Talks You Don’t Want to Have

//Talks You Don’t Want to Have

Talks You Don’t Want to Have

In the last few months, two friends have mentioned to me that their children feel swamped by a tide of friends declaring their transgenderism. “What do I say?” asked one mother.

What indeed?

With news like this, you can’t imagine how fast I scooped up this week’s book, Sex Scandal by Ashley McGuire. For one thing, McGuire is a millennial. She’s known nothing but this anything-goes world we all live in now. So, what has she got to say about the state of things?

“The Sexual Revolution was like a hydrogen bomb taken to human sexuality,” she says. Started by her elders, she and her contemporaries inherited “the fallout.”

“To understand where we are today . . . You have to pull back the curtain.”

This isn’t book you read when you crave chocolate and relaxation. Heavy on facts, quotes and a whole lot of bad news, it can be infuriating.

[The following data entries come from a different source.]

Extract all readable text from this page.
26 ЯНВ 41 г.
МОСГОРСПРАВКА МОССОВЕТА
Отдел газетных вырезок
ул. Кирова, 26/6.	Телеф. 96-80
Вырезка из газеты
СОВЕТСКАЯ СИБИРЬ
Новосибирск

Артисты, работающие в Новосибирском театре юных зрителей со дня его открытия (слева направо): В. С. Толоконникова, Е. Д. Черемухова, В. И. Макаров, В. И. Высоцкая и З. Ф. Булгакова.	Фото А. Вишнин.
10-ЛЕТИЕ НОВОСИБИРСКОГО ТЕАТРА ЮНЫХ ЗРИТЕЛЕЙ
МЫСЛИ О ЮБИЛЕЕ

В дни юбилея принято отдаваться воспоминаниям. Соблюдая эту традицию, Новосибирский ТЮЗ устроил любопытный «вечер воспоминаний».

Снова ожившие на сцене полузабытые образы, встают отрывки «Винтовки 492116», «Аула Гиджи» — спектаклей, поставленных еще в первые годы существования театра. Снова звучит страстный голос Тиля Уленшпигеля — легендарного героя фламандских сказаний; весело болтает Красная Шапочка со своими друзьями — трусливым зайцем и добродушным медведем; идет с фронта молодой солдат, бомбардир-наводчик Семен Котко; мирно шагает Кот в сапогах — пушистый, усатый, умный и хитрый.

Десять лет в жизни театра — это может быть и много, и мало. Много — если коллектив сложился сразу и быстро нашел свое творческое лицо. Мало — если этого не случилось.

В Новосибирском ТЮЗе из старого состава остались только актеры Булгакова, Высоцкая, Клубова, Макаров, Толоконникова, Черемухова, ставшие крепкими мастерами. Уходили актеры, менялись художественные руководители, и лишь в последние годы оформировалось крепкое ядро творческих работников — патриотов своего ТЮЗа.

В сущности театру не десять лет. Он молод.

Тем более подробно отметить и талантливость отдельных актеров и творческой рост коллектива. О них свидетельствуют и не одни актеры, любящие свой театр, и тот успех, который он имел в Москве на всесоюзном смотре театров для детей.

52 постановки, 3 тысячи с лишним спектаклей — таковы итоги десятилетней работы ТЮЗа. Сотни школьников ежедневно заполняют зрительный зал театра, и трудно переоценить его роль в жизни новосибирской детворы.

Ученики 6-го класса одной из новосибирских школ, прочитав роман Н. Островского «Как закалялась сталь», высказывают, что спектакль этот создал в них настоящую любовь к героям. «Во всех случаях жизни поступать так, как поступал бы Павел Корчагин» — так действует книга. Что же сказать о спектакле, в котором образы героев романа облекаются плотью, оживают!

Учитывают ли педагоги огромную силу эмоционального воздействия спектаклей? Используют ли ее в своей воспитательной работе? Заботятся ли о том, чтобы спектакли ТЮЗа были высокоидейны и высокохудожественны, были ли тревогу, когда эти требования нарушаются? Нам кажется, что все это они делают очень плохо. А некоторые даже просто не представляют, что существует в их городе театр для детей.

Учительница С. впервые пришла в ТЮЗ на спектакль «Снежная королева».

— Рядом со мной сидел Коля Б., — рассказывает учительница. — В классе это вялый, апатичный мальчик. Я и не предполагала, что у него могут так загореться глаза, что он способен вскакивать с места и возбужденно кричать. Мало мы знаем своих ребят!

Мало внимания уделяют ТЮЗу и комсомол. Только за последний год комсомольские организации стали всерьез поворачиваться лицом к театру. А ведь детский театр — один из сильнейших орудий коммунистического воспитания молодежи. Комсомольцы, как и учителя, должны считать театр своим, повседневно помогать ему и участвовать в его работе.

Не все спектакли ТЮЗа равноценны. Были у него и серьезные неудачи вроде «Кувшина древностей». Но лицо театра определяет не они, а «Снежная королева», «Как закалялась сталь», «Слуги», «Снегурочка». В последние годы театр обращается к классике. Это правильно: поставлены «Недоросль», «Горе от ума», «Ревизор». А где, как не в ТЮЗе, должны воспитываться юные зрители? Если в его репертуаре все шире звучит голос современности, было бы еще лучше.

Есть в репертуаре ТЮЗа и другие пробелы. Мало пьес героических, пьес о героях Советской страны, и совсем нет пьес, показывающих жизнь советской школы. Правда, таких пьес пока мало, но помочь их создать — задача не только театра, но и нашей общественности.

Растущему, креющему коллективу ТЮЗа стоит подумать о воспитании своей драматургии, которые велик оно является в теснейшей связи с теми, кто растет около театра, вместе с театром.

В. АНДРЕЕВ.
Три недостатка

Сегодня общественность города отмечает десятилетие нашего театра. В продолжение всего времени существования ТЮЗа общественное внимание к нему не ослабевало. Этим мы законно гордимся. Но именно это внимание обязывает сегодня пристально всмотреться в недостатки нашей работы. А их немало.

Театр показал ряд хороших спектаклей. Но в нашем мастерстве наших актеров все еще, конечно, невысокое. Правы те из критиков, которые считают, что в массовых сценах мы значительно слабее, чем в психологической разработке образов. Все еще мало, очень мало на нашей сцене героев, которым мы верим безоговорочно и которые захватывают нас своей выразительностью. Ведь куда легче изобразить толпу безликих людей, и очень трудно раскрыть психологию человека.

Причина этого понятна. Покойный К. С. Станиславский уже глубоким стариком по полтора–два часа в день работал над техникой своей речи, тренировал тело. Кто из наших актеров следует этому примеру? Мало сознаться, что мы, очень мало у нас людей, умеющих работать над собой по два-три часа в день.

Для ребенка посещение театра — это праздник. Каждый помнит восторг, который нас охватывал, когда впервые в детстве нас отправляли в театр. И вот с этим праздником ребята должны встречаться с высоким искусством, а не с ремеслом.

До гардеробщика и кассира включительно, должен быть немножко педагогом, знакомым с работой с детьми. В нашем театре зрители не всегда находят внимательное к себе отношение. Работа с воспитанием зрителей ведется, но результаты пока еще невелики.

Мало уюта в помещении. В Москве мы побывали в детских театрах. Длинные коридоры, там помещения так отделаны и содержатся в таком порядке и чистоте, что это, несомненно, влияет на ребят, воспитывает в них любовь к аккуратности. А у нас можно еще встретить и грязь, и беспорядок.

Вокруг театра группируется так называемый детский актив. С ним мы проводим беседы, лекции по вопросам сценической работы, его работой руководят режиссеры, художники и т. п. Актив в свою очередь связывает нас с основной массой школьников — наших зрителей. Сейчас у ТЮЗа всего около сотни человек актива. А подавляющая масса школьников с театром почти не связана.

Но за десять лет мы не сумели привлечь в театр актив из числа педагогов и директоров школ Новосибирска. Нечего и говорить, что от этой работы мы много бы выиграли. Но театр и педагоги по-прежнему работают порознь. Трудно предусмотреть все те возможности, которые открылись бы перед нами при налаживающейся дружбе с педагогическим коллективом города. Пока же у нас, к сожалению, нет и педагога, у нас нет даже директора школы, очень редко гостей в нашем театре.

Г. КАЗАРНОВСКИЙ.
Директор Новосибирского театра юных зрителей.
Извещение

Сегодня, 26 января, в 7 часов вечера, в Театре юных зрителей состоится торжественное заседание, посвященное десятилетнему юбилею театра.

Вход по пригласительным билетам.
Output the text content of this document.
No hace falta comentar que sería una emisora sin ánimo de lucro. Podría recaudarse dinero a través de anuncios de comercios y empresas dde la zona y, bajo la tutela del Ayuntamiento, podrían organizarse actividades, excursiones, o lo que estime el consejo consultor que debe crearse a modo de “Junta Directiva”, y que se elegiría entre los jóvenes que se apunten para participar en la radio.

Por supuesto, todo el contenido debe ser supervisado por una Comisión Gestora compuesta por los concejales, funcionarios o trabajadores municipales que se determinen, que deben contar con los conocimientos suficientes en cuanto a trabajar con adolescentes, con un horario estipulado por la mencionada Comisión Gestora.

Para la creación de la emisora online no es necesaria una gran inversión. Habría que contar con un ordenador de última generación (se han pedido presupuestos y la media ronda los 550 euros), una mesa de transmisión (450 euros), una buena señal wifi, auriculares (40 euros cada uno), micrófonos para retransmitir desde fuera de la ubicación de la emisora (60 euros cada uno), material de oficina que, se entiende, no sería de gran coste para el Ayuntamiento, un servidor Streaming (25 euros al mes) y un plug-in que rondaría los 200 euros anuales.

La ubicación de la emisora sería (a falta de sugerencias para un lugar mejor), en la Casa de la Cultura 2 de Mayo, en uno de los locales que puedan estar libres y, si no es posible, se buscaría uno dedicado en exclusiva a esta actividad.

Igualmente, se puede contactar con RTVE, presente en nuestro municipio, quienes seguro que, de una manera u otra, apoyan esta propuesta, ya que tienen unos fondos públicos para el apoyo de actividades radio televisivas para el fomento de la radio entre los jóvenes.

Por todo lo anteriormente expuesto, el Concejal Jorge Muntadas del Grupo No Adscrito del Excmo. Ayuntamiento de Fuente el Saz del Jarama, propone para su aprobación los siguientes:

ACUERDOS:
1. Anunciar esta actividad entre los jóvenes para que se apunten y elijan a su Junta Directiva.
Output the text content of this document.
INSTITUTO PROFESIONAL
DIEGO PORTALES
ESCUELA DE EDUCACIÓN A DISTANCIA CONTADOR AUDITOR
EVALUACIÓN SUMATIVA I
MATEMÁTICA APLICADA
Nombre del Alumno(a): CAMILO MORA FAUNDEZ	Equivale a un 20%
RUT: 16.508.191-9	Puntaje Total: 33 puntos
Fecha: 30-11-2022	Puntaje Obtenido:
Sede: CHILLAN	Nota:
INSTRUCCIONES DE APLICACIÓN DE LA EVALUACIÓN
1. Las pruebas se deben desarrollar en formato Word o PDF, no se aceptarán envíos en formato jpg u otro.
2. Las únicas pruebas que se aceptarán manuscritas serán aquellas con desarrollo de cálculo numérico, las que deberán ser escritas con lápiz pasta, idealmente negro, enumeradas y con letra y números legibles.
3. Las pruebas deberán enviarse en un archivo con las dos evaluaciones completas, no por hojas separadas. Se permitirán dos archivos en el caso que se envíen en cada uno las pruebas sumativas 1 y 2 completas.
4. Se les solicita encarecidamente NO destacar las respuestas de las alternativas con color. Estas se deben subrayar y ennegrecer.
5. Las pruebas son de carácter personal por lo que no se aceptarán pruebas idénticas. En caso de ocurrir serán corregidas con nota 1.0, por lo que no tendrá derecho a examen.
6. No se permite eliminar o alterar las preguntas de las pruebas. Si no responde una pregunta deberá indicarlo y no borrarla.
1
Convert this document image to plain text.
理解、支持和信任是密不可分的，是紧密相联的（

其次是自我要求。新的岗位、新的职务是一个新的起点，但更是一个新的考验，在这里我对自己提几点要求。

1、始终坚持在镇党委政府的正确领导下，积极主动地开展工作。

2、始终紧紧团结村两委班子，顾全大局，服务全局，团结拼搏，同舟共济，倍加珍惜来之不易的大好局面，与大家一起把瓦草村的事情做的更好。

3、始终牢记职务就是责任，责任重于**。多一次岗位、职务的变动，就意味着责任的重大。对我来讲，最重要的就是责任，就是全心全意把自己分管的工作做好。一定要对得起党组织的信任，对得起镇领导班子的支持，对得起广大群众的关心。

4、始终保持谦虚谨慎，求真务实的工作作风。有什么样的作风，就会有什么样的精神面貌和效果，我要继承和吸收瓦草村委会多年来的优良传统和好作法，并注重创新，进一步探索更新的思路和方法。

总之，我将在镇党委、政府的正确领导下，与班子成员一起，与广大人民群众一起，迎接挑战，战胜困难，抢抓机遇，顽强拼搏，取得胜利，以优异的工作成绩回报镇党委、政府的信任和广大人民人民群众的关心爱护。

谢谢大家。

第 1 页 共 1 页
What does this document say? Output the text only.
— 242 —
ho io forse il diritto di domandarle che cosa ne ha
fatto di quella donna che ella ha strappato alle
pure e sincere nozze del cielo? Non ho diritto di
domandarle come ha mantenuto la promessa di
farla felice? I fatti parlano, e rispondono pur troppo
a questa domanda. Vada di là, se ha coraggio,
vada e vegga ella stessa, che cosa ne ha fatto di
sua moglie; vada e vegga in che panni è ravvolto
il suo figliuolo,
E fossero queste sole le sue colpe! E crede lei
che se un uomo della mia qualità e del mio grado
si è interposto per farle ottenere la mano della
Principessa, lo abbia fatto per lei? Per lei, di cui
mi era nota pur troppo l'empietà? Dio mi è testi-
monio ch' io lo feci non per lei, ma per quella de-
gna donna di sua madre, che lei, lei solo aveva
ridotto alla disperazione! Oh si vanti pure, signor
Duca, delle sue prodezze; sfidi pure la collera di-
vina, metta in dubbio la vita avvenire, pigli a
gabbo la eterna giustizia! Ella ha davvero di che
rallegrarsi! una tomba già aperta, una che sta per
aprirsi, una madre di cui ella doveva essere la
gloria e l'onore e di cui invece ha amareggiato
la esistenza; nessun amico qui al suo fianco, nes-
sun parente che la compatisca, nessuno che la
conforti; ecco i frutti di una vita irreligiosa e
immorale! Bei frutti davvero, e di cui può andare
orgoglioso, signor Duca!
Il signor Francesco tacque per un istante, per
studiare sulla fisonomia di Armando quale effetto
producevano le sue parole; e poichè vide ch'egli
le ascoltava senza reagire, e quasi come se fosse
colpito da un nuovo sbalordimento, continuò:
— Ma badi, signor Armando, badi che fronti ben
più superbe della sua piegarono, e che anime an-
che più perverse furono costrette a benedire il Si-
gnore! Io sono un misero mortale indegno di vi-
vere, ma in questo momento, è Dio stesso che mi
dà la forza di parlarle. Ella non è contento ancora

But it’s also infuriating to watch your teenagers face a culture that’s now, as one of Ms. McGuire’s sources puts it, “an incoherent mess of double standards.”

McGuire discusses Sexual Revolution and its effect on

  • Sex
  • Employment
  • Sports
  • Gender fluidity

Who lit the fuse on the Sexual Revolution bomb? You’ll see familiar names in McGuire’s book: Betty Friedan, Gloria Steinem, Hugh Hefner. (Hefner, for you youngsters, was the head of the Playboy empire, Playboy magazine, Playboy clubs. It was how we did porn back when we had to go looking for it.)

Hefner, by the way, considers himself a great friend of feminism, freeing woman from old strictures that kept them from, um, enjoying life. But who did this new freedom benefit most? Women? Or men like Hefner?

You have to ask questions like that. Whose interest does this serve? What are the likely results?

I’m happy that the Sexual Revolution brought us contraception. I wouldn’t like being pregnant all the time.

What I’m not happy about is the use-’em-and-lose-’em attitude it has spawned in men. Nor is McGuire. Read her take on a Beyonce concert or on her college friend who kindly offered a blow job to one of their male friends.

I’m happy that women get to try more professions.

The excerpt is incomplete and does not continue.